Fosmid library construction and screening

Genomic DNA was further purified by cesium chloride gradient ultracentrifugation prior to library creation [70]. A large insert library was constructed as described previously [71] using the CopyControl™ Fosmid Library Production Kit with pCC1FOS™ Vector Kit (EpiCentre). This resulted in a library containing 4608 clones. Functional screening was performed according to procedures by Mewis et al. [42] with modifications. Screening was carried out in phosphate buffer (25 mM sodium phosphate, pH 6.0), containing 100 µM each of the three fluorogenic substrates (6-chloro-4-methylumbelliferyl β-cellobioside, 6-chloro-4-methylumbelliferyl β-xylobioside, and 6-chloro-4-methylumbelliferyl β-D-xylopyranoside).
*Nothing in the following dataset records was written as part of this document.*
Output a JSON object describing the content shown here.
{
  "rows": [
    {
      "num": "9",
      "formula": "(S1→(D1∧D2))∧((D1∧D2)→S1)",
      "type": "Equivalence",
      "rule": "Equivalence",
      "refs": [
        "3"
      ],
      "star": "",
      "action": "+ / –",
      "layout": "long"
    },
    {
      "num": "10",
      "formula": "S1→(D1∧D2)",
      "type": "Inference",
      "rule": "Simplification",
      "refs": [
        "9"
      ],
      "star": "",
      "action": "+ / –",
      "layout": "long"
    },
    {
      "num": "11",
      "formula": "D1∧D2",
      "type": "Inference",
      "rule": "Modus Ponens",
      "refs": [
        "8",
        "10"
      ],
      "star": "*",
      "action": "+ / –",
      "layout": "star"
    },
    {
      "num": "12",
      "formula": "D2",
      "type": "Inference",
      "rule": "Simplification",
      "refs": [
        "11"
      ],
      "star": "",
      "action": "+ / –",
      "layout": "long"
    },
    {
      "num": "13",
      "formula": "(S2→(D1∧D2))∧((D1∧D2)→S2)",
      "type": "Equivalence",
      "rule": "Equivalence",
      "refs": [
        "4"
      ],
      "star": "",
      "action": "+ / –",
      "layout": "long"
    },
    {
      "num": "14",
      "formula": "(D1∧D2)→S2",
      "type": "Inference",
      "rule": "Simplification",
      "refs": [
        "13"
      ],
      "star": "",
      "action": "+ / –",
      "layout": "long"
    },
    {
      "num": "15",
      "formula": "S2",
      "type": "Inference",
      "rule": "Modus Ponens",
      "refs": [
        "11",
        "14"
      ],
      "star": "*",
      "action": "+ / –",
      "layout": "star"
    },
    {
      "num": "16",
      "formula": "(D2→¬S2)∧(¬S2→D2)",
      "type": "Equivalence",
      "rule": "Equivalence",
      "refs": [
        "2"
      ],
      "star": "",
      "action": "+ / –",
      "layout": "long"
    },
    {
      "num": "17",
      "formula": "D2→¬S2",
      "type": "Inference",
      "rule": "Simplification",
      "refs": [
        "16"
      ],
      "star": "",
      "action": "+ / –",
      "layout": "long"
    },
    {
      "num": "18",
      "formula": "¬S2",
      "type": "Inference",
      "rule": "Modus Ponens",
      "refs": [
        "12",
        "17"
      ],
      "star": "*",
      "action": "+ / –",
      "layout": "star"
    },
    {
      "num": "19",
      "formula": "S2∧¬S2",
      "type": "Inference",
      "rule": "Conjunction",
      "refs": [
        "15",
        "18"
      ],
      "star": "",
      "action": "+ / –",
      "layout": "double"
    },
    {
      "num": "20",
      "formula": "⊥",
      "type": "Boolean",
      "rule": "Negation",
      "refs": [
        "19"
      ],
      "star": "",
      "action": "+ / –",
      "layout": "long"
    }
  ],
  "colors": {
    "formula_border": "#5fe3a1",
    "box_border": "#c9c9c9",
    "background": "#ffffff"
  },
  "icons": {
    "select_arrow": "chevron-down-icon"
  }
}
Screening was performed at a temperature of 37 °C, which is the body temperature of Castor canadensis [72]. Fosmids chosen for sequencing (z-score > 3 for each substrate) were rearrayed using an automated colony-picking robot (Qpix2, Molecular Devices), into a 96 well plate (Costar 3370) containing 200 µL of LB chloramphenicol (12.5 µg/mL) and 10% glycerol. This master plate was incubated overnight at 37 °C and then stored at −80 °C.

The frozen master plate was then used to assay the clones against a panel of eleven different fluorogenic substrates, see supplemental methods for detailed description.